Implementations define their own mechanisms for fulfilling the requirements of ECMA-262 and other specifications. An implementation may have a single piece of code that implements ArrayCreate or many separately implement it multiple places. It may have some sort of explicit tag meaning this object was created in compliance with ArrayCreate or it may infer it some other way. None of this is relevant to the specification. How an implementation decides to designate and recognize objects "created by ArrayCreate" is its own design decision.

jmdyck commented 5 years ago

Then I suggest that the first sentence [i.e., "Within ECMA-262, an object is an Array exotic object if and only if it is created using the ArrayCreate abstract operations."] be placed within the definition of ArrayCreate

I still don't think that wording is as clear as you think it is.

[...] specifications that extend ECMA-262 must explicitly reference 262's ArrayCreate if they need to specify the instantiation of an object as an "Array exotic object" and hence be recognized as such by the parts of the ECMA-262 that test for "Array exotic object".

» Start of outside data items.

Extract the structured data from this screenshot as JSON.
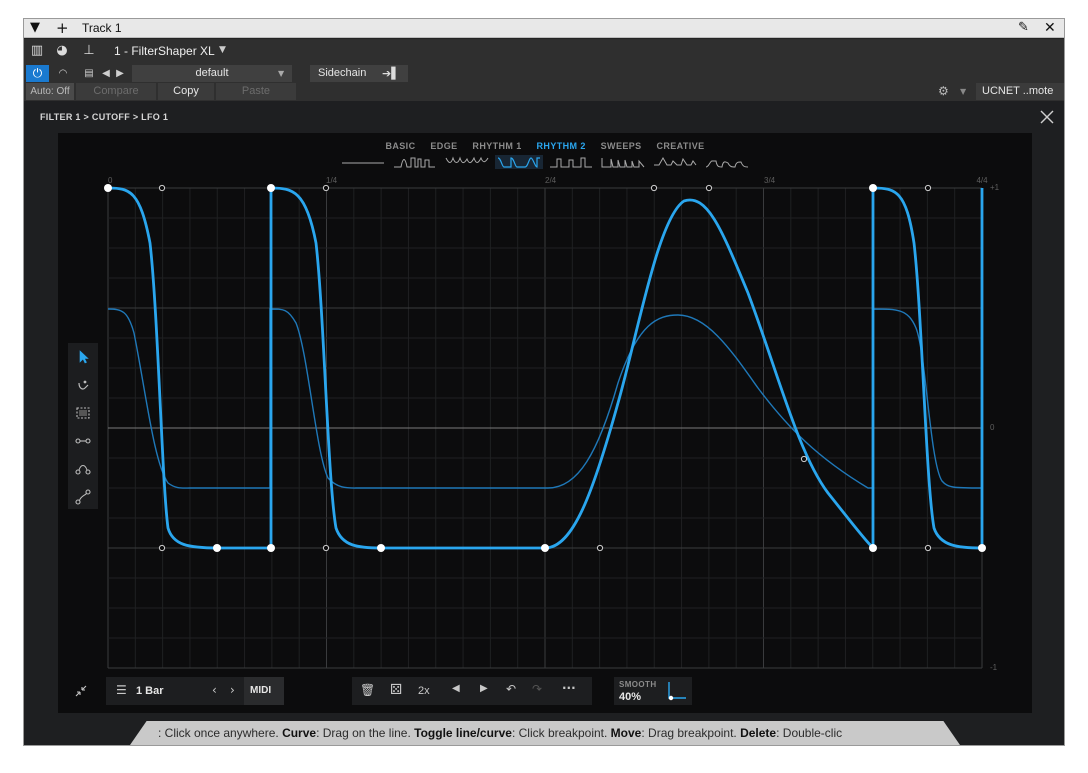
{
  "titlebar": {
    "title": "Track 1"
  },
  "header": {
    "plugin_name": "1 - FilterShaper XL",
    "preset": "default",
    "sidechain": "Sidechain",
    "auto_off": "Auto: Off",
    "compare": "Compare",
    "copy": "Copy",
    "paste": "Paste",
    "remote": "UCNET ..mote"
  },
  "breadcrumb": "FILTER 1 > CUTOFF > LFO 1",
  "tabs": [
    {
      "label": "BASIC",
      "active": false
    },
    {
      "label": "EDGE",
      "active": false
    },
    {
      "label": "RHYTHM 1",
      "active": false
    },
    {
      "label": "RHYTHM 2",
      "active": true
    },
    {
      "label": "SWEEPS",
      "active": false
    },
    {
      "label": "CREATIVE",
      "active": false
    }
  ],
  "grid": {
    "top_labels": [
      "0",
      "1/4",
      "2/4",
      "3/4",
      "4/4"
    ],
    "right_labels": [
      "+1",
      "0",
      "-1"
    ]
  },
  "tools": [
    "pointer-icon",
    "paint-icon",
    "select-icon",
    "line-icon",
    "curve-icon",
    "diagonal-icon"
  ],
  "bottom": {
    "length": "1 Bar",
    "midi": "MIDI",
    "multiply": "2x",
    "smooth_label": "SMOOTH",
    "smooth_value": "40%"
  },
  "status": {
    "parts": [
      {
        "bold": false,
        "text": ": Click once anywhere. "
      },
      {
        "bold": true,
        "text": "Curve"
      },
      {
        "bold": false,
        "text": ": Drag on the line. "
      },
      {
        "bold": true,
        "text": "Toggle line/curve"
      },
      {
        "bold": false,
        "text": ": Click breakpoint. "
      },
      {
        "bold": true,
        "text": "Move"
      },
      {
        "bold": false,
        "text": ": Drag breakpoint. "
      },
      {
        "bold": true,
        "text": "Delete"
      },
      {
        "bold": false,
        "text": ": Double-clic"
      }
    ]
  },
  "colors": {
    "accent": "#2aa6ee",
    "curve_dim": "#1f78b8",
    "panel": "#0c0c0d"
  }
}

That doesn't address my point, because I'm not talking about "specifications that extend ECMA-262". As I said before, an implementation can introduce a new kind of exotic object without writing a specification that extends ECMA-262.

This is largely the whole point of having operations like ArrayCreate. Other novel kinds of exotic objects are not "Array exotic objets" and must not be recognized as such by conforming ECMA-262 implementations.

That last sentence is pretty much a tautology: objects other than Array exotic objects are not Array exotic objects. I think your position is something like: the set of objects that qualify as "Array exotic objects" includes only those objects that are behaviorally indistinguishable from the Array objects created by the spec. Which is certainly a valid stance, but I don't think the spec is clear on the point (and there doesn't appear to be committee consensus).

What puzzles me is why you didn't object to Domenic's much wider definition of the term in PR #1460.

(How does an implementer decide whether any given exotic object is "created by ArrayCreate"?)

Implementations define their own mechanisms for fulfilling the requirements of ECMA-262 and other specifications. An implementation may have a single piece of code that implements ArrayCreate or many separately implement it multiple places. It may have some sort of explicit tag meaning this object was created in compliance with ArrayCreate or it may infer it some other way. None of this is relevant to the specification.

Agreed, but you've misunderstood my question again. I wasn't asking how to implement something, I was asking what constitutes conformant behavior.